J’ai découvert le festival de Paris parce que je pense qu’il a toujours été dans mon radar grâce au Circus Smirkus. Beaucoup de gens du Circus Smirkus ont fini par aller à l’ENC, une école de cirque à Montréal. Quand on va à l’ENC, on a vraiment envie de participer au festival de Paris, car c’est un événement de recrutement vraiment énorme. C’est aussi le Festival du cirque de demain, donc les gens présentent des nouveautés et ce festival est toujours à la recherche de nouveautés. J’en avais toujours entendu parler de manière indirecte, et j’avais quelques amis qui y avaient participé. J’ai commencé à créer une version de mon numéro d’effets sonores. J’ai postulé plusieurs fois, mais je n’ai pas été accepté. Puis, j’ai participé au cabaret du Cirque du Soleil pendant un an, ce qui m’a permis d’avoir une superbe vidéo de mon numéro sur la scène du Cirque. Je l’ai envoyée et j’ai été accepté. J’ai dû demander un congé pour y aller. Je suis donc allé voir ma directrice artistique à Kà et je lui ai dit : « J’ai été invité à participer à un événement qui s’appelle Cirque de de-men ». Mon français est tellement mauvais. C’est tellement embarrassant. Mais j’ai dit Cirque de de-men. Ça fait un peu québécois !
Un peu, peut-être.
Je suis donc partie et j’ai participé à tout le festival, puis j’ai remporté ces prix, je suis revenue et j’ai dit : « Merci beaucoup de m’avoir accordé ce congé. » Et elle m’a répondu : « Oh, comment s’est passé le programme de bénévolat ? » Oh, et j’ai dit : « Quoi ? » Et elle a dit : « Cirque du Monde. Comment s’est passé le programme de bénévolat ? » À l’époque, le Cirque du Soleil avait un programme de bénévolat appelé Cirque du Monde.

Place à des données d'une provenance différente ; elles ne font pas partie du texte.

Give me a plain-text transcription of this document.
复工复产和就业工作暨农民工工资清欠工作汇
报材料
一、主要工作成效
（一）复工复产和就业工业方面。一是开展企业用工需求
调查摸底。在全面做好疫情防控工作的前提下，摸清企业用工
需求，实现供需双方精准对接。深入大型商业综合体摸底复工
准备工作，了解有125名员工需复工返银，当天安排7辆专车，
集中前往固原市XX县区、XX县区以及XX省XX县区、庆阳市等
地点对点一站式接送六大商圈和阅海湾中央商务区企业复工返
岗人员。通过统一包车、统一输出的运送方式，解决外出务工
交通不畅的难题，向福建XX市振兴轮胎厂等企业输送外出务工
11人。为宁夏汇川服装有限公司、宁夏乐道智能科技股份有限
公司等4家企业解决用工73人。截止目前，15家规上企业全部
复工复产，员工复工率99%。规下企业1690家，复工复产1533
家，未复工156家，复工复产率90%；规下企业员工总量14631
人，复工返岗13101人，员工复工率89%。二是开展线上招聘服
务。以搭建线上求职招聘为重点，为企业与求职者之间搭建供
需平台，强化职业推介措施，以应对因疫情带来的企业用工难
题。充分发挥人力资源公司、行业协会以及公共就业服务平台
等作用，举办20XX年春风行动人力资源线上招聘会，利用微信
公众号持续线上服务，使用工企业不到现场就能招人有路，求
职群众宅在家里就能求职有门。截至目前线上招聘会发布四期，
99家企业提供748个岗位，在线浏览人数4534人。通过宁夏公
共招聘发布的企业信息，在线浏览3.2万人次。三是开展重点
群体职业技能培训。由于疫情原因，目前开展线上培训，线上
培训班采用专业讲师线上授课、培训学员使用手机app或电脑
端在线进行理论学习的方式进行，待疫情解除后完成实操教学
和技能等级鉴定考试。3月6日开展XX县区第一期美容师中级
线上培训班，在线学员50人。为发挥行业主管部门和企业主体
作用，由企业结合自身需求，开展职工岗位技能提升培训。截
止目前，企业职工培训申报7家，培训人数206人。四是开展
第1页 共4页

Du monde au lieu de demain. Ah !
Elle pensait que je demandais un congé pour participer à un programme de bénévolat parrainé par le Cirque du Soleil, alors qu’en réalité, je demandais un congé pour participer à un important festival de repérage ! C’est donc grâce à mon très mauvais français que j’ai finalement obtenu l’autorisation d’y aller. Ce fut une expérience incroyable. J’ai l’impression que souvent, avec ces festivals, on ne sait jamais vraiment si on est prêt à participer jusqu’à qu’on participe. Et je dirais que je n’étais pas prêt à le faire, mais c’était très excitant. Je pense que je me sentais un peu comme un outsider parce qu’une fois sur place, j’ai pu ressentir l’ambiance de la compétition d’une manière que je ignorais complètement.

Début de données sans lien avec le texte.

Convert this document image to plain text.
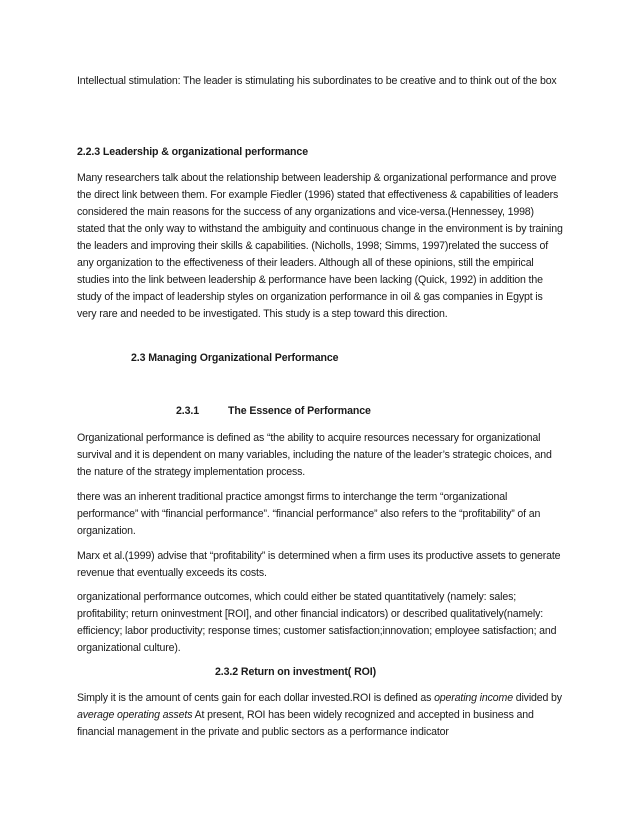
Intellectual stimulation: The leader is stimulating his subordinates to be creative and to think out of the box

2.2.3 Leadership & organizational performance

Many researchers talk about the relationship between leadership & organizational performance and prove the direct link between them. For example Fiedler (1996) stated that effectiveness & capabilities of leaders considered the main reasons for the success of any organizations and vice-versa.(Hennessey, 1998) stated that the only way to withstand the ambiguity and continuous change in the environment is by training the leaders and improving their skills & capabilities. (Nicholls, 1998; Simms, 1997)related the success of any organization to the effectiveness of their leaders. Although all of these opinions, still the empirical studies into the link between leadership & performance have been lacking (Quick, 1992) in addition the study of the impact of leadership styles on organization performance in oil & gas companies in Egypt is very rare and needed to be investigated. This study is a step toward this direction.

2.3 Managing Organizational Performance

2.3.1	The Essence of Performance

Organizational performance is defined as “the ability to acquire resources necessary for organizational survival and it is dependent on many variables, including the nature of the leader’s strategic choices, and the nature of the strategy implementation process.

there was an inherent traditional practice amongst firms to interchange the term “organizational performance” with “financial performance”. “financial performance” also refers to the “profitability” of an organization.

Marx et al.(1999) advise that “profitability” is determined when a firm uses its productive assets to generate revenue that eventually exceeds its costs.

organizational performance outcomes, which could either be stated quantitatively (namely: sales; profitability; return oninvestment [ROI], and other financial indicators) or described qualitatively(namely: efficiency; labor productivity; response times; customer satisfaction;innovation; employee satisfaction; and organizational culture).

2.3.2 Return on investment( ROI)

Simply it is the amount of cents gain for each dollar invested.ROI is defined as operating income divided by average operating assets At present, ROI has been widely recognized and accepted in business and financial management in the private and public sectors as a performance indicator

C’était très convivial, mais on sentait à quel point c’était important pour la carrière de chacun, d’une manière dont je n’avais pas vraiment conscience. Je pense que tout le monde est arrivé avec des costumes extraordinaires, des éclairages incroyables et tout le reste. Je suis arrivé avec un CD et un maillot de corps. Je suis vraiment arrivé en disant : « Voici mon mp3 et je vais faire cette chose bizarre. »
Le numéro a beaucoup évolué au fil du temps, en particulier dans Blanc. L’éclairage est devenu une partie tellement importante de mon numéro qu’il aurait été vraiment bien d’avoir un concepteur à l’époque. Mais honnêtement, je n’étais vraiment pas préparé pour ça, et pourtant, ça a très bien marché. C’est bizarre de participer à un concours de cirque où chaque discipline est complètement différente ! Je suis en compétition avec ces incroyables jongleurs chinois qui jonglent avec cinq balles en rebond, tandis que l’un d’eux est debout sur la tête de l’autre, et moi, je fais un peu de synchronisation labiale. C’est très étrange de faire ça.
L’expérience a été incroyable. Elle m’a ouvert beaucoup de portes. Alors qu’avec le Cirque du Soleil, j’arrivais et je faisais le travail de quelqu’un d’autre. Je venais essentiellement en tant qu’acteur, et au festival de Paris, ils m’ont donné un espace pour vraiment partager mon travail. C’était une opportunité vraiment incroyable de pouvoir partager ce que je faisais. Ce fut une expérience incroyable. J’aimerais beaucoup y retourner un jour pour la revivre.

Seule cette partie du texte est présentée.